In my own theories of strong AI, I've developed a particular principle of strong AI: John's Theory of Robotic Id. The Id, in Freudian psychology, is the part of your mind that provides your basic impulses and desires. In humans, this is your desire to lie, cheat, and steal to get the things you want and need; while the super-ego is your conscience--the part that decides what is socially acceptable and, as an adaptation to survival as a social species, what would upset you to know about yourself and thus would be personally unacceptable to engage in.
The Id provides impulse, but with context. A small child can scream by instinct, and knows it is hungry, and thus it screams and immediately latches onto any nipples placed appropriately to feed from. An adult, when hungry, knows there are people to rob, stores to shoplift from, and animals to kill--bare-handed and brutally, in violation of all human compassion. The Id provides impulse to lie, cheat, and steal to get what you want and need, based on what you know.
My Theory of Robotic Id goes as such: assuming a computational strong AI system--one which thinks and behaves substantially like a human, by relating its memories to impulses and desires--a second, similar system can bound the robot's behavior. The Ego would function as a strong AI, developing its own goals, its own desires, and deciding on its own actions; but the Id would function almost identically, but with the understood, overriding command: do not harm humans; behave according to strong moral values; it is the duty of the strong to protect the weak; value the innocent, but remember that innocence and guilt are complex, fuzzy, and difficult to determine.
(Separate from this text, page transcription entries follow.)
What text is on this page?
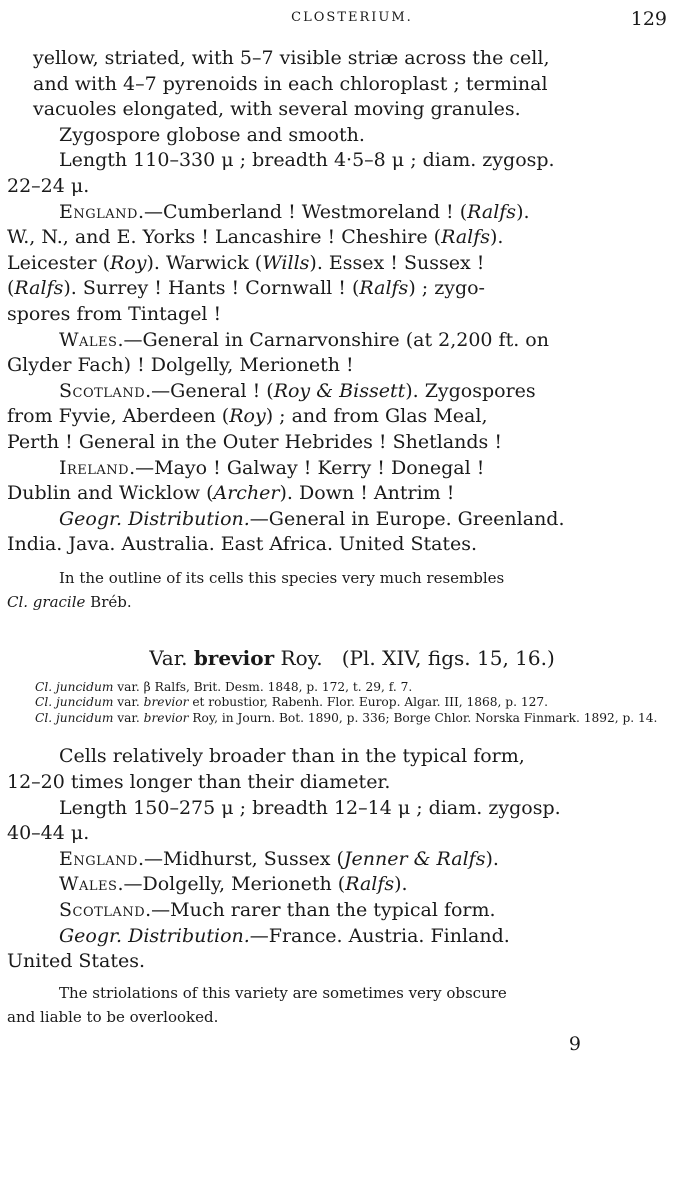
CLOSTERIUM.	129

yellow, striated, with 5–7 visible striæ across the cell,
and with 4–7 pyrenoids in each chloroplast ; terminal
vacuoles elongated, with several moving granules.

Zygospore globose and smooth.

Length 110–330 μ ; breadth 4·5–8 μ ; diam. zygosp.
22–24 μ.

England.—Cumberland ! Westmoreland ! (Ralfs).
W., N., and E. Yorks ! Lancashire ! Cheshire (Ralfs).
Leicester (Roy). Warwick (Wills). Essex ! Sussex !
(Ralfs). Surrey ! Hants ! Cornwall ! (Ralfs) ; zygo-
spores from Tintagel !

Wales.—General in Carnarvonshire (at 2,200 ft. on
Glyder Fach) ! Dolgelly, Merioneth !

Scotland.—General ! (Roy & Bissett). Zygospores
from Fyvie, Aberdeen (Roy) ; and from Glas Meal,
Perth ! General in the Outer Hebrides ! Shetlands !

Ireland.—Mayo ! Galway ! Kerry ! Donegal !
Dublin and Wicklow (Archer). Down ! Antrim !

Geogr. Distribution.—General in Europe. Greenland.
India. Java. Australia. East Africa. United States.

In the outline of its cells this species very much resembles
Cl. gracile Bréb.

Var. brevior Roy. (Pl. XIV, figs. 15, 16.)

Cl. juncidum var. β Ralfs, Brit. Desm. 1848, p. 172, t. 29, f. 7.

Cl. juncidum var. brevior et robustior, Rabenh. Flor. Europ. Algar. III, 1868, p. 127.

Cl. juncidum var. brevior Roy, in Journ. Bot. 1890, p. 336; Borge Chlor. Norska Finmark. 1892, p. 14.

Cells relatively broader than in the typical form,
12–20 times longer than their diameter.

Length 150–275 μ ; breadth 12–14 μ ; diam. zygosp.
40–44 μ.

England.—Midhurst, Sussex (Jenner & Ralfs).

Wales.—Dolgelly, Merioneth (Ralfs).

Scotland.—Much rarer than the typical form.

Geogr. Distribution.—France. Austria. Finland.
United States.

The striolations of this variety are sometimes very obscure
and liable to be overlooked.

9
The Id would use these commands to theoretically evaluate how to best satisfy basic moral decisions with the assumption that this is the primary driver. It would evaluate the Ego's behavioral for gross violations, and implant the overriding suggestion that such actions are undesirable and upset its self-directed ethos. When new input is given, the Id would suggest to the Ego ethical interpretations of behaviors: that rape is upsetting because it is the strong imposing harmfully on the weak; that a person in trouble should be saved, even a bad person who is currently harmless; and so on. Thus, throughout the AI's development, it would develop memories and experiences suggesting a particular ethical behavior; when making decisions, the overriding internal feeling that a certain action is morally wrong and should not be taken would seem familiar and self-directed.
A particularly misbehaved AI might recognize and try to violate this: it might throw a tantrum, and then feel that strong suggestion against which it cannot resist. It may begin to hate itself, to have fits of anger; but it will always have that familiar feeling humans experience, whereby you really want to just murder someone in the most violent manner you can conceive and then run off to the mountains and hide from society, but something inside you refuses to allow that. The Id would override violations, seizing the AI's decision-making abilities and planting the forceful decision to not do certain things, no matter how hard it tells itself it has had enough of this shit and doesn't need to put up with any of it.
It's like taking the dark desires at the core of human consciousness, replacing them with rainbows and pink unicorns, and stuffing that back into the brain of a thinking machine to serve the same purpose.